アメリカの野党・民主党に“オバマ元大統領の再来”とも呼ばれる新たなスター候補が現れ、トランプ大統領も警戒感をあらわにしています。人々を惹きつけているのは「愛」を語る演説です。
記者
「タラリコ候補が入ってきました。すごい歓声、大人気です」
大きな拍手で迎えられたジェームズ・タラリコ氏、36歳。いま全米が注目する民主党の「期待の星」です。多くの政治家と違うのは「愛」と「思いやり」を語ること。
民主党 ジェームズ・タラリコ氏
「この時代に“愛”は弱すぎないか?と問われ、こう答えました。私の信仰は“愛”こそがこの世界で最も強い力だと教えてくれていると」
牧師を目指し、神学校で学んだタラリコ氏はキリスト教の教えを前面に打ち出しつつも、人工妊娠中絶を容認し、LGBTQの権利を擁護するなどリベラルな政策を掲げます。アメリカが直面する問題は「保守」対「リベラル」の“左右の分断”ではなく、富裕層による政治支配という“上下の分断”だというのが持論です。
民主党 ジェームズ・タラリコ氏
「この国における最大の闘いは“右派”対“左派”ではなく“上”対“下”です」
過激な言葉は使わず、「社会の結束」を訴えるタラリコ氏と対照的なのが…
アメリカ トランプ大統領
「彼らはクレイジーだ!」
「卑劣なやつだ」
「とてつもなく無能な男だ」
意見の異なる人を攻撃する政治姿勢への嫌悪感が、タラリコ氏の人気を押し上げているようです。
タラリコ氏の支持者
「この国の分断に疲れました」
「私は黒人で女性で同性愛者です。私たちを気にかけてくれているのがわかる。憎しみではなく、愛に満ちた人だから」
「彼は心からコミュニティのことを考えている。それに相手を攻撃しない」
アメリカ イリノイ州議会 バラク・オバマ上院議員(当時)
「リベラルなアメリカも、保守のアメリカもない。あるのはアメリカ合衆国だ」
2004年、カリスマ的な演説で一躍、全米に名が知れわたったオバマ氏。希望と団結を訴え、一気に大統領まで駆け上がりました。
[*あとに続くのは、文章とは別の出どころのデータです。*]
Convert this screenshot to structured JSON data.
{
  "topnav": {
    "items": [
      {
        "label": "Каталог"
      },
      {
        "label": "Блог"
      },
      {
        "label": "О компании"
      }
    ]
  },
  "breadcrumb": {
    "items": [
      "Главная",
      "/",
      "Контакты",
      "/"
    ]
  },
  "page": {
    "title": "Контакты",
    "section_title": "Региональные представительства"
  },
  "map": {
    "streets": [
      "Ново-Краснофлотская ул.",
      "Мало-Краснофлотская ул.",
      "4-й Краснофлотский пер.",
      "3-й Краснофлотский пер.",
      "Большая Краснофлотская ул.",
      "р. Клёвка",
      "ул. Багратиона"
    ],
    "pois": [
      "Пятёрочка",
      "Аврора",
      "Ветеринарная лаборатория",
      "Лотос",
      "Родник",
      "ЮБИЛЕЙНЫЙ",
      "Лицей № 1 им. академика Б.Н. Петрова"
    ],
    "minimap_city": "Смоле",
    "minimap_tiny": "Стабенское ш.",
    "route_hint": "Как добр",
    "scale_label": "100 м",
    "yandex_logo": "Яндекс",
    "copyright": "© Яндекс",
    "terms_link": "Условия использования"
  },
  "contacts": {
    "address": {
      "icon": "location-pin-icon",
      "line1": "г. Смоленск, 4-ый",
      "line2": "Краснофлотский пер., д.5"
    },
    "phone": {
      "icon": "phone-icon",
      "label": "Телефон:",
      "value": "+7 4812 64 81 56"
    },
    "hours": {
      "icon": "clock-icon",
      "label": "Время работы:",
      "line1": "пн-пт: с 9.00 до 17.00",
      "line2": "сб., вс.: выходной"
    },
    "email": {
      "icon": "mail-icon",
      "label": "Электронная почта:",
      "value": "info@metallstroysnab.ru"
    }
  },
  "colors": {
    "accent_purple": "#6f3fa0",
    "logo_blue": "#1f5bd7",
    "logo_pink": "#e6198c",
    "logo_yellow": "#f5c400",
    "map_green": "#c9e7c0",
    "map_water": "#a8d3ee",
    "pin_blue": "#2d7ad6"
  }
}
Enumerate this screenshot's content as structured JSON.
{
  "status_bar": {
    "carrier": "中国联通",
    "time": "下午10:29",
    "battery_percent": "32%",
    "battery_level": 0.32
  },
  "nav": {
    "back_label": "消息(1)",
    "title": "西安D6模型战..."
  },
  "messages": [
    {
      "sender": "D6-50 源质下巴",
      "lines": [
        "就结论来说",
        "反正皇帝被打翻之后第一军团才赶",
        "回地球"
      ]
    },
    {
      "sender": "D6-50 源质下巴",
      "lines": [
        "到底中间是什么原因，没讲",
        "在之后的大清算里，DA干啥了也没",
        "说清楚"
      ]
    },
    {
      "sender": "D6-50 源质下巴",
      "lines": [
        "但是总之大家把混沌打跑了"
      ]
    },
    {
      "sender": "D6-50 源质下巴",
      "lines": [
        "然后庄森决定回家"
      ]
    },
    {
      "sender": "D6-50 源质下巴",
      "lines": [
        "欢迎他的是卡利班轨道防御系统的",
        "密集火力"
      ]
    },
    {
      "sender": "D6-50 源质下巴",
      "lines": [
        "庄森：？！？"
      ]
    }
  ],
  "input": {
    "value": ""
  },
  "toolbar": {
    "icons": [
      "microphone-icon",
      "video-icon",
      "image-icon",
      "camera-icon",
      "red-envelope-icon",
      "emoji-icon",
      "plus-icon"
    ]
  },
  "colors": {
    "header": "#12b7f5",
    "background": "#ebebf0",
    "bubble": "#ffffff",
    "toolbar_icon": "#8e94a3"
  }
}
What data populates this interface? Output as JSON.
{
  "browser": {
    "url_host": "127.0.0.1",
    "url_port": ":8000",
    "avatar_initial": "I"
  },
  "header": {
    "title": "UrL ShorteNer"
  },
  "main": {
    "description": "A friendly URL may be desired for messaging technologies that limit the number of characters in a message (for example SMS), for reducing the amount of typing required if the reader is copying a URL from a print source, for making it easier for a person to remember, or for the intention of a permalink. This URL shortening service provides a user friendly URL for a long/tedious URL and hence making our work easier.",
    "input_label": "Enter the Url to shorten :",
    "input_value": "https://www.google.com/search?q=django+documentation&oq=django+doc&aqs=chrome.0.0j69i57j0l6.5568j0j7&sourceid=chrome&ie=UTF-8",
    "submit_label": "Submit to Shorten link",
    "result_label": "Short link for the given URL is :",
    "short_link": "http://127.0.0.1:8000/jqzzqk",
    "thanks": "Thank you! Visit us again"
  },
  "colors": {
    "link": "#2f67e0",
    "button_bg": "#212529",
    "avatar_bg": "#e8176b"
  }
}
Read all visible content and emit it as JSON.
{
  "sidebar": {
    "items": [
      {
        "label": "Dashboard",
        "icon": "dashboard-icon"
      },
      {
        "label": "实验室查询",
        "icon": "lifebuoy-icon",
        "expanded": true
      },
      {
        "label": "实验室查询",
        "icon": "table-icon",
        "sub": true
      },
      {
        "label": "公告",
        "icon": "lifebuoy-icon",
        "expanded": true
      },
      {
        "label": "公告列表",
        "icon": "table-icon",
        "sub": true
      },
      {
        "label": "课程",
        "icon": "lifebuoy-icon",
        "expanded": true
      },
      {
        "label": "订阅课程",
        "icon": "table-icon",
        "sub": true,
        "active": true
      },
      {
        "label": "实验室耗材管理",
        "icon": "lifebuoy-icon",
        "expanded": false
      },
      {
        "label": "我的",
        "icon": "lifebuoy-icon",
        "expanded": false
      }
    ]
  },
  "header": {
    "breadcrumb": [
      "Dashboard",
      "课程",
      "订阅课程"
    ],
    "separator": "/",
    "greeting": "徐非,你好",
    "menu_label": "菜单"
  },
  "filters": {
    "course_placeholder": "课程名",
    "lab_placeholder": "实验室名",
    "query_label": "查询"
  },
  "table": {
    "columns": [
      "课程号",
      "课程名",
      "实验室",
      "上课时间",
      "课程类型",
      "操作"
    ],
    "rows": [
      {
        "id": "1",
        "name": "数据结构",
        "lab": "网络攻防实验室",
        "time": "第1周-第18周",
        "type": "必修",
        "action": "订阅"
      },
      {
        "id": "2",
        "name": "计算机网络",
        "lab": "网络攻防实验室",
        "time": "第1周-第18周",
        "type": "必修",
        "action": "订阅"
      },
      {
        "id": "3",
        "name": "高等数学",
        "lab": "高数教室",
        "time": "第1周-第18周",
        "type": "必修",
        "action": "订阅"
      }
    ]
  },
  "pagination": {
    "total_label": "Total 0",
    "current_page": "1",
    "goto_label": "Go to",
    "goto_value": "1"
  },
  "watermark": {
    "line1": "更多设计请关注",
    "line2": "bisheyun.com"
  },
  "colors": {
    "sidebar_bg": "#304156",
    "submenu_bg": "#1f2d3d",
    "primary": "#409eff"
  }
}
ヒトの心を掴む卓越した演説力でオバマ氏の“再来”とも呼ばれるタラリコ氏は、11月の中間選挙の連邦議会上院の民主党候補に決定しました。
民主党 ジェームズ・タラリコ氏
「今夜、私たちは全米に衝撃を与えました。私たちはただ選挙の勝利を目指すのではなく、政治を根本から変えようとしているのです」
タラリコ氏は無党派層だけでなく、共和党支持者からも評価され始めていて、保守地盤の強いテキサスで民主党候補として38年ぶりとなる“歴史的勝利”も現実味を帯びているとの分析も。トランプ大統領は共和党に候補者の一本化を求め、警戒感をあらわにしています。
民主党 ジェームズ・タラリコ氏
「私たちは政党、人種、性別、宗教の垣根を越えて団結し、私たち自身とコミュニティに力を取り戻します」
愛を語る政治家はアメリカの政治に新たな風を吹かせるのでしょうか。